Breaking down data patterns into workload classes and dedicating specific EC2 instances for each workload class drives down costs while improving I/O performance. Adding memcached add-on extstore improves storage efficiency while proportionately reducing the cloud cluster footprint.
The instances are configured with Linux software RAID at level RAID0 to combine multiple hardware clock devices into a single, logical disk for user space consumption. Pinterest stripes reads and writes evenly across two disks thus RAID0 doubles the maximum theoretical I/O throughput with a best-case two-fold reduction in effective disk response time with a troubled MTTF.
Pinterest makes it clear that this increased hardware performance for extstore at an increased theoretical failure rate is a highly worthwhile tradeoff. The infrastructure is on a public cloud so it is self-healing and mcrouter is able to handle server changes immediately.
The memcached docs define “compute efficiency” as the additional rate of requests that can be serviced by a single instance for each percentage point increase in instance CPU usage, without increasing request latency.
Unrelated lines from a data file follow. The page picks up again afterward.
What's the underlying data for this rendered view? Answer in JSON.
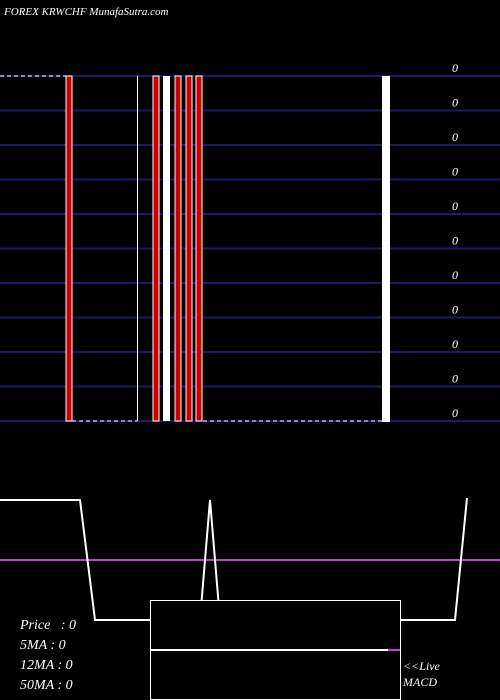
{
  "header": {
    "title": "FOREX  KRWCHF MunafaSutra.com"
  },
  "price_axis": {
    "labels": [
      "0",
      "0",
      "0",
      "0",
      "0",
      "0",
      "0",
      "0",
      "0",
      "0",
      "0"
    ]
  },
  "stats": {
    "lines": [
      "Price   : 0",
      "5MA : 0",
      "12MA : 0",
      "50MA : 0"
    ]
  },
  "macd_panel": {
    "label_lines": [
      "<<Live",
      "MACD"
    ]
  }
}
By this definition, optimizing compute efficiency is measurable in terms of allowing memcached to serve a higher request rate at lower CPU usage without changing the latency characteristics.
Half of all caching workloads at Pinterest are compute-bound (purely request throughput-bound). Pinterest’s goal was to downsize clusters without compromising serving capacity.
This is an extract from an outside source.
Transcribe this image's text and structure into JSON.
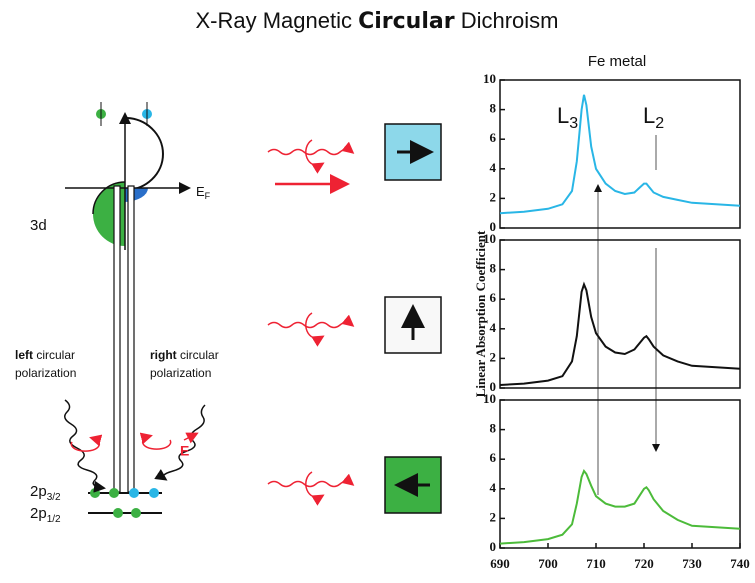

With the majority of Pinterest’s workloads running on dedicated EC2 virtual machines, this opens up a unique opportunity to optimize at the hardware-software boundary while in the past optimizations centered around hardware modifications.
Memcached is somewhat unique among stateful data systems at Pinterest in that it is the exclusive primary workload, with a static set of long-lived worker threads, on every EC2 instance on which it is deployed. Because of this, Pinterest tuned the process scheduling to request the kernel prioritize the CPU time for memcached at the expense of deliberately withholding CPU time from other processes on the host, like monitoring daemons.
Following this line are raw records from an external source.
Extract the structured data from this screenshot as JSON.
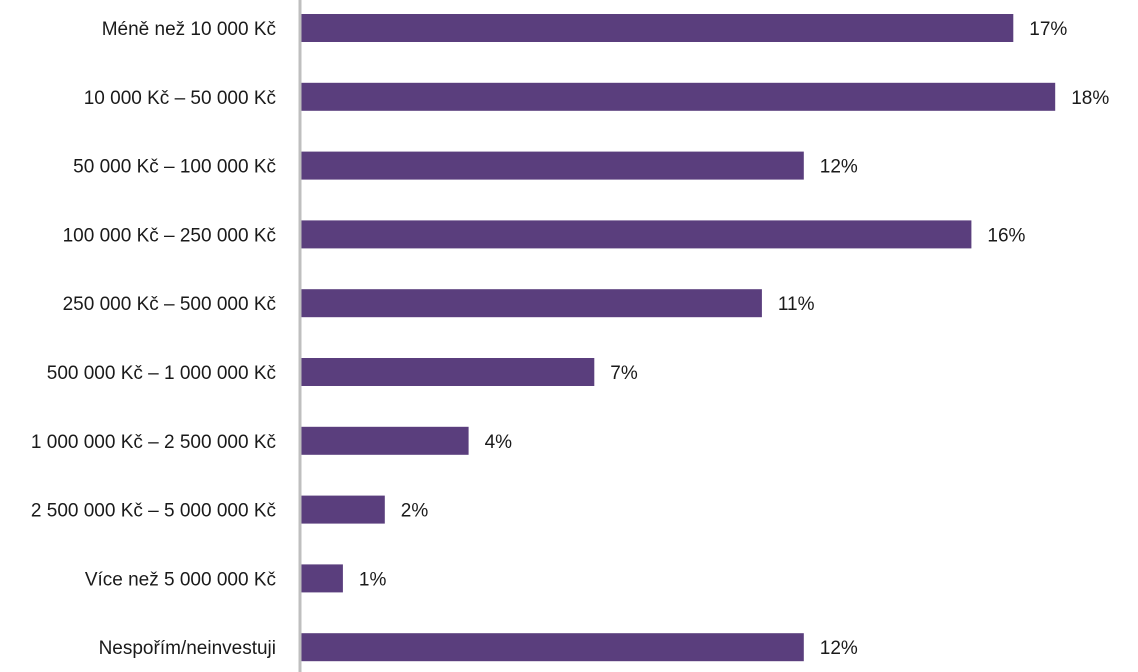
{
  "chart_data": {
    "type": "bar",
    "orientation": "horizontal",
    "categories": [
      "Méně než 10 000 Kč",
      "10 000 Kč – 50 000 Kč",
      "50 000 Kč – 100 000 Kč",
      "100 000 Kč – 250 000 Kč",
      "250 000 Kč – 500 000 Kč",
      "500 000 Kč – 1 000 000 Kč",
      "1 000 000 Kč – 2 500 000 Kč",
      "2 500 000 Kč – 5 000 000 Kč",
      "Více než 5 000 000 Kč",
      "Nespořím/neinvestuji"
    ],
    "values": [
      17,
      18,
      12,
      16,
      11,
      7,
      4,
      2,
      1,
      12
    ],
    "value_labels": [
      "17%",
      "18%",
      "12%",
      "16%",
      "11%",
      "7%",
      "4%",
      "2%",
      "1%",
      "12%"
    ],
    "title": "",
    "xlabel": "",
    "ylabel": "",
    "xlim": [
      0,
      18
    ],
    "grid": false,
    "legend": "none",
    "bar_color": "#5a3e7d",
    "axis_color": "#bfbfbf"
  }
}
This involves running memcached under a real-time scheduling policy, SCHED_FIFO, with a high priority — instructing the kernel to, effectively, allow memcached to monopolize the CPU by preempting (essentially starving) all non-real-time processes whenever a memcached thread becomes runnable. Below is an example invocation of memcached under a SCHED_FIFO real-time scheduling policy
$ sudo chrt — — fifo <priority> memcached …
This one line change drove client-side P99 latency down by 10% to 40% after rollout to all compute-bound clusters and eliminated spurious spikes in P99 and P999 latency across the board. The steady-state operation CPU usage ceiling was raised 20% without introducing latency regressions and 10% of memcached’s total fleet-wide cost footprint was shaved thanks to this optimization.
Week-over-week comparison of client-side P99 cache latency for one service while real-time scheduling was rolled out to its corresponding dedicated memcached cluster.
Ratio of time spent by memcached waiting for execution by the kernel versus wall clock time, before and after real-time scheduling was enabled (data is collected from schedstat in the /proc filesystem).
Stabilization of spurious latency spikes after real-time scheduling was enabled on a canary host (red-colored series).